The present case is the first report of pulmonary hypoxemia resulting from Rt-to-Lt shunting across the PFO after bilateral LTx. Both of the patient’s lungs were oversized to the pleural cavity, despite the wedge resection. Because of the fixed thoracic space, the oversized lungs may have distorted the position of the heart, resulting in an alteration in the geometry of the interatrial septum, with physiological enlargement of the previously small PFO and obligatory shunting of blood from the inferior vena cava into the left atrium (Fig. 2). In this patient, the combined effect of the physiologic enlargement of the PFO, and the obligatory shunting of blood from the inferior vena cava resulted in an increase of the previously small shunt to a shunt fraction of 21%. The presence of a moderate-size PFO and the absence of signs of injury to the interatrial septum further substantiated this hypothesis. The hypoxemia that ensues from Rt-to-Lt shunting results in significant dyspnea that has a negative impact on the patient’s quality of life.9 It is therefore recommended that all patients undergoing unilateral or bilateral LTx should be carefully investigated for the presence of PFO, its size, and the amount of shunting in echocardiography using contrast and bubble studies facilitated by the Valsalva maneuver.10 The same findings should be further confirmed during intraoperative TEE. In the presence of a large PFO or significant shunting, the PFO should be surgically closed at the time of LTx.
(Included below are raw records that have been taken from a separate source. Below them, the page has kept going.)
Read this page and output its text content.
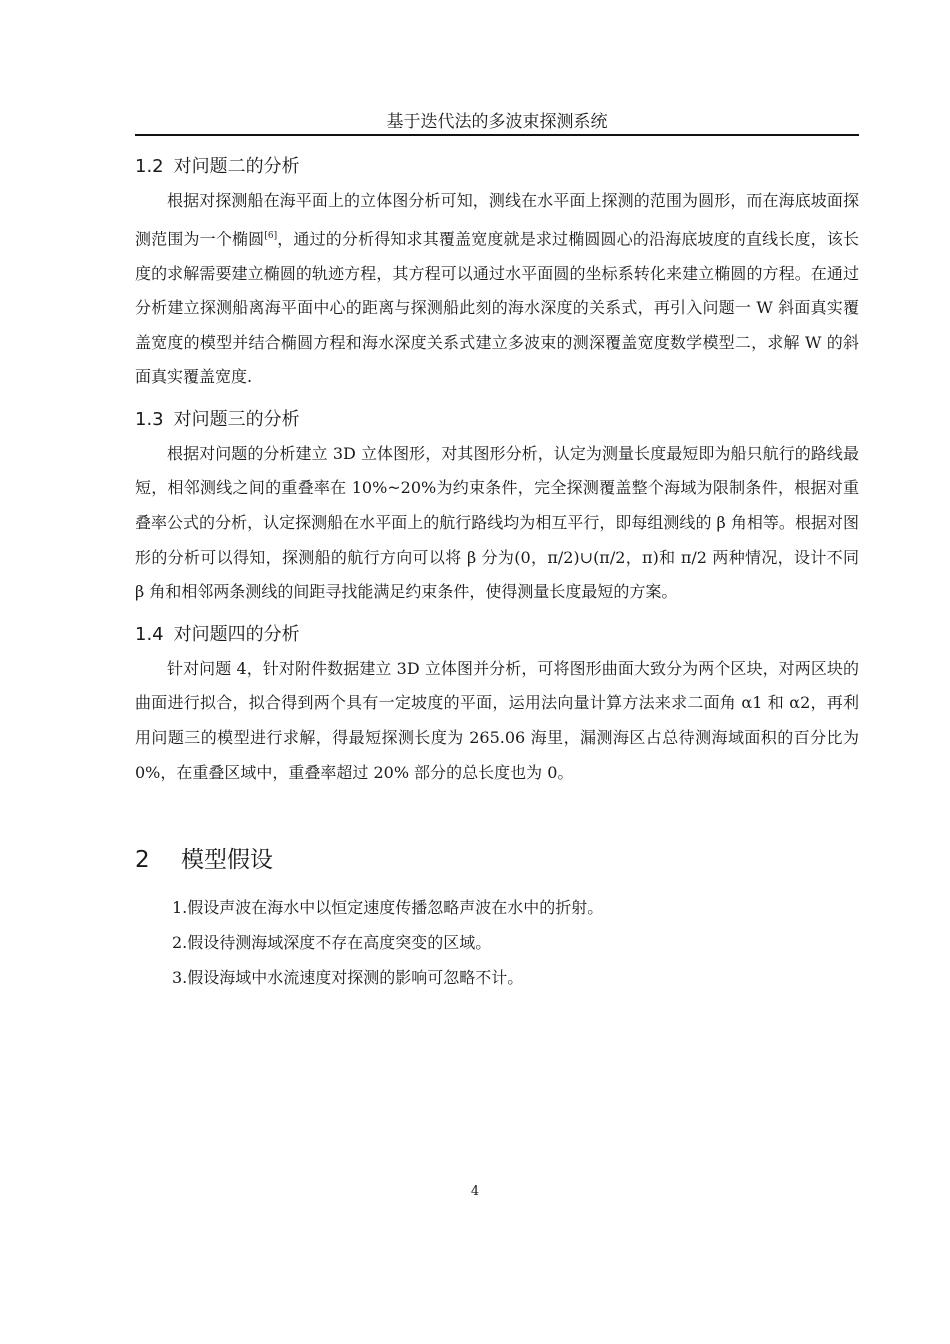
基于迭代法的多波束探测系统
1.2 对问题二的分析

根据对探测船在海平面上的立体图分析可知，测线在水平面上探测的范围为圆形，而在海底坡面探测范围为一个椭圆[6]，通过的分析得知求其覆盖宽度就是求过椭圆圆心的沿海底坡度的直线长度，该长度的求解需要建立椭圆的轨迹方程，其方程可以通过水平面圆的坐标系转化来建立椭圆的方程。在通过分析建立探测船离海平面中心的距离与探测船此刻的海水深度的关系式，再引入问题一 W 斜面真实覆盖宽度的模型并结合椭圆方程和海水深度关系式建立多波束的测深覆盖宽度数学模型二，求解 W 的斜面真实覆盖宽度.

1.3 对问题三的分析

根据对问题的分析建立 3D 立体图形，对其图形分析，认定为测量长度最短即为船只航行的路线最短，相邻测线之间的重叠率在 10%~20%为约束条件，完全探测覆盖整个海域为限制条件，根据对重叠率公式的分析，认定探测船在水平面上的航行路线均为相互平行，即每组测线的 β 角相等。根据对图形的分析可以得知，探测船的航行方向可以将 β 分为(0，π/2)∪(π/2，π)和 π/2 两种情况，设计不同 β 角和相邻两条测线的间距寻找能满足约束条件，使得测量长度最短的方案。

1.4 对问题四的分析

针对问题 4，针对附件数据建立 3D 立体图并分析，可将图形曲面大致分为两个区块，对两区块的曲面进行拟合，拟合得到两个具有一定坡度的平面，运用法向量计算方法来求二面角 α1 和 α2，再利用问题三的模型进行求解，得最短探测长度为 265.06 海里，漏测海区占总待测海域面积的百分比为 0%，在重叠区域中，重叠率超过 20% 部分的总长度也为 0。

2 模型假设

1.假设声波在海水中以恒定速度传播忽略声波在水中的折射。

2.假设待测海域深度不存在高度突变的区域。

3.假设海域中水流速度对探测的影响可忽略不计。

4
If expertise is not available, however, the PFO should be closed percutaneously with a device soon after the LTx. For any patients in whom PFO was absent on preoperative echocardiography or not closed during LTx either because of lack of expertise or the small size of the PFO, any unexplained post-LTx hypoxemia, especially in the presence of normal chest radiography, should prompt an early investigation for PFO and the direction of the shunting.5,7 Percutaneous device closure is the preferred treatment for PFO in post-LTx patients. If percutaneous device closure is not feasible because of the lack of facility or other issues, surgical closure can be safely performed with good outcomes.
Conclusion
Post-LTx hypoxemia resulting from Rt-to-Lt shunting across PFO is a rare and potentially treatable etiology. Unexplained hypoxemia early after LTx should prompt an investigation for PFO. Percutaneous device closure is the treatment of choice; however, surgical closure of PFO can also be performed safely.